I do my very best to make sure that our blog isn’t profusely littered with obscure legal theories and ongoing commentary about Supreme Court rulings. I do so for the same reason that I try not to make legal jokes on here: most people don’t care, and the things lawyers find interesting/funny are groaningly groan-inducing in others. (E.g., the basketball court on the top floor at the Supreme Court is called….wait for it….the “highest court in the land.” I know. I’m sorry.)
But there are some Supreme Court decisions that merit a closer look for our data privacy purposes, particularly when they impact privacy lawsuits. Yesterday, we discussed the CCPA and the potential for a new private cause of action. That right, as mentioned, would spur large numbers of lawsuits, and a fair number of those would be consolidated into class actions. For simplicity’s sake, a class action is a lawsuit brought on behalf of a group of people with similar or identical claims for whom litigating individually would either be economically unfeasible or practically impossible (because, for instance, there are millions of plaintiffs.)
You can see how a class action in a data breach case might make sense: if all of the data subjects had their data stolen in the same breach, it is far easier to manage a case where proof of the breached company’s failures or negligence in a single, consolidated action, rather than in 500 individual lawsuits. And, absent a finding of substantial theft of money (through pilfered credit card numbers, for instance), the amount of money at stake in a data breach for any given individual is fairly low – sometimes hovering between zero and ten dollars. For these very reasons, most of the large data breach lawsuits in this country are class actions: my ten dollar damages may not be enough to justify a lawsuit, but when 500,000 other people join me, there’s a chance for a meaningful settlement.
Here’s where the actual highest courts in the land show up — courts, plural. The US Supreme Court and various state supreme courts have taken an exceedingly wary view of class actions in recent years. There’s a tension, to be sure, because courts are hesitant to make it difficult for litigants to have their day in court. At the same time, supreme courts are responsible for ensuring that lower courts are not overburdened by endless (and endlessly complex) class actions. These are huge cases (I’ve worked my fair share of them) that take up an enormous amount of time, for the judges and the lawyers alike.
Along those lines, the US Supreme Court (or, to lawyers, “SCOTUS”, like POTUS or FLOTUS, because lawyers have to make everything weird and awful) just this Tuesday announced that courts of appeal had no authority to allow for what is sometimes called “equitable tolling” for late-filed notices of appeal (the document that starts the appellate process). Courts often have the freedom to allow cases to proceed, even if the filing deadline has passed, under their equitable powers, the ancient authority of courts to do justice when the rules are too stringent.

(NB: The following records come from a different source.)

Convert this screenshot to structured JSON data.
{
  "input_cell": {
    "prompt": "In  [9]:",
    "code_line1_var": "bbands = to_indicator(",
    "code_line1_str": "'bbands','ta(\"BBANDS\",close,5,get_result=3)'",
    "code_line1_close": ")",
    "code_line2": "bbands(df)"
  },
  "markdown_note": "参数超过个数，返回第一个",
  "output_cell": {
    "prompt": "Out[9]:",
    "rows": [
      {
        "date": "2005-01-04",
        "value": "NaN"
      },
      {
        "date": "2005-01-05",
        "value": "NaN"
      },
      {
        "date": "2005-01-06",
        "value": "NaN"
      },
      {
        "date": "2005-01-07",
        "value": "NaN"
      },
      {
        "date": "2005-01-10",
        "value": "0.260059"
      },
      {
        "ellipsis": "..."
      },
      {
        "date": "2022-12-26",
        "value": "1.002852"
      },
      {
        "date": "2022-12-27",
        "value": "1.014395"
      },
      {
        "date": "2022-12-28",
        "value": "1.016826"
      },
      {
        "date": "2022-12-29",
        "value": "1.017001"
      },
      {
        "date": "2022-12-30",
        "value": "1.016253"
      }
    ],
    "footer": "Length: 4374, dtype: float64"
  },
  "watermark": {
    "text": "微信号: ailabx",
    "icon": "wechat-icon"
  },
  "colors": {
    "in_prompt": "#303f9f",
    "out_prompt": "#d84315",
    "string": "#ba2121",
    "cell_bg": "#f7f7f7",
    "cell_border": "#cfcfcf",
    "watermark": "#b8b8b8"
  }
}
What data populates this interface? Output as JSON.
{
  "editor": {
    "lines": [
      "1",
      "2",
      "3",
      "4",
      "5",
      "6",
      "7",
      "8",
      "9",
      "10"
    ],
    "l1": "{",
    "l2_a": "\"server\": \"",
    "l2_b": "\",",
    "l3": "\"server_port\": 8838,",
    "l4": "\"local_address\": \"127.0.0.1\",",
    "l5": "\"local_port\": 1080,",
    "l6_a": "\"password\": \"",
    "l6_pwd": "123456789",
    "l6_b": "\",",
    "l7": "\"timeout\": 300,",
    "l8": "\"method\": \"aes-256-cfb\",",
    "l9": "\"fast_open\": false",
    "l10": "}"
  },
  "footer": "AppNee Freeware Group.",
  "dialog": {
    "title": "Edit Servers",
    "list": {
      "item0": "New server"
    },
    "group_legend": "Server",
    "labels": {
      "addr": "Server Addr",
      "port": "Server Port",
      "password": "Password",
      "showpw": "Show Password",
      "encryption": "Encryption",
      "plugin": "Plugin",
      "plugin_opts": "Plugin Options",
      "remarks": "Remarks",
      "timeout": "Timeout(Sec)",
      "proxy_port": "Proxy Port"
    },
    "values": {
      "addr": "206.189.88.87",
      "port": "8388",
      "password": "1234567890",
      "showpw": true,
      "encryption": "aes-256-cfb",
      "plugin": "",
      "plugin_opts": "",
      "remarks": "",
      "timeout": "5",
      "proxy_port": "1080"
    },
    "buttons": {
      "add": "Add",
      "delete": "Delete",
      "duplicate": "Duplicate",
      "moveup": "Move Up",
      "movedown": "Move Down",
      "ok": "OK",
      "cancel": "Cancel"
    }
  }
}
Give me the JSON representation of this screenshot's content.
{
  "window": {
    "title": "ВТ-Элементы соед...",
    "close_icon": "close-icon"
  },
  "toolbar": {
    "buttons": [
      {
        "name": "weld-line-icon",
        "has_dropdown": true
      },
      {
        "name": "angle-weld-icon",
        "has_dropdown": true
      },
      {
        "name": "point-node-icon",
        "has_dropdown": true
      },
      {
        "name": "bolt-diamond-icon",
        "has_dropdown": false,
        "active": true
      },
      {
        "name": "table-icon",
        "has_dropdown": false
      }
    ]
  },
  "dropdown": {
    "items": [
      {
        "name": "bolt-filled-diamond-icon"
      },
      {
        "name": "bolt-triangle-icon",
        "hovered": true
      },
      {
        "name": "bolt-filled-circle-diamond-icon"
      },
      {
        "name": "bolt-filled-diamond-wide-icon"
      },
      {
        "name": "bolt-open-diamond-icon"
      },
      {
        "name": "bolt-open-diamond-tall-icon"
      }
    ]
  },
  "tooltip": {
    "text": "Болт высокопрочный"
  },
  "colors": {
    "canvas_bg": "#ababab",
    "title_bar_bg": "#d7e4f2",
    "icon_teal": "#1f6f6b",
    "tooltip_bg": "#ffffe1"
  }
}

But it doesn’t always work that way. In Nutraceutical Corp. v. Lambert, the class plaintiffs’ motion to have the case proceed (“certification”) was denied. Instead of filing an appeal, the plaintiffs asked the court to reconsider its decision, which it declined to do. They then filed an appeal. When the defendants noted that the appeal should have been filed immediately after the denial of class certification, the trial court said that any failure to file wasn’t important, because the class had acted “diligently” in pursuing its rights. In other words, the plaintiffs may have missed a deadline, but not because they were being dilatory or wasting time; they simply chose to file a motion for reconsideration rather than immediately appeal. No big deal, right?
Big deal, says SCOTUS. “The Rules  express a clear intent to compel rigorous enforcement of Rule 23(f)’s deadline, even where good cause for equitable tolling might otherwise exist.” The Federal Rules of Civil Procedure expressly make it harder to get tolling in class action cases, and the Supreme Court’s ruling in Nutraceutical Corp. makes it even less likely that lower courts will have discretion to make allowances for slight delays or procedural defects. It isn’t just a federal issue, because state courts (yes, even including California) are doing the same kind of rollback on class actions. And, lest you think that this is a Republican/Democrat thing, the ruling in Nutraceutical was unanimous, written by Justice Sotomayor.
So it goes for class actions in general, and therefore, for data privacy class actions in particular. As we discussed, most of the larger data breach lawsuits are class actions, which means that the process of litigating a data breach claim is a very complicated one. That may sound like good news for companies defending against breach class actions, but the longer-term takeaway is not quite so good. The stringency of rules for consumer class actions produced a handful of extremely capable, extremely successful class action plaintiffs’ law firms, and there is every reason to expect a similarly developed data privacy plaintiffs’ bar.
The law is like that, creating equilibrium through trial and error (literally and figuratively). For every action, there is an equal, although not necessarily directionally opposite, reaction. Some scholars suggest that the Supreme Court does it intentionally, engaging in “compensating adjustments” to keep the law from moving too much in one direction or the other. The important lesson is that, regardless of how the substantive law of data privacy develops, and irrespective of how strict procedural rules may be, litigating data privacy cases is never ideal, and the best way to win a data privacy class action is to never be sued in the first place.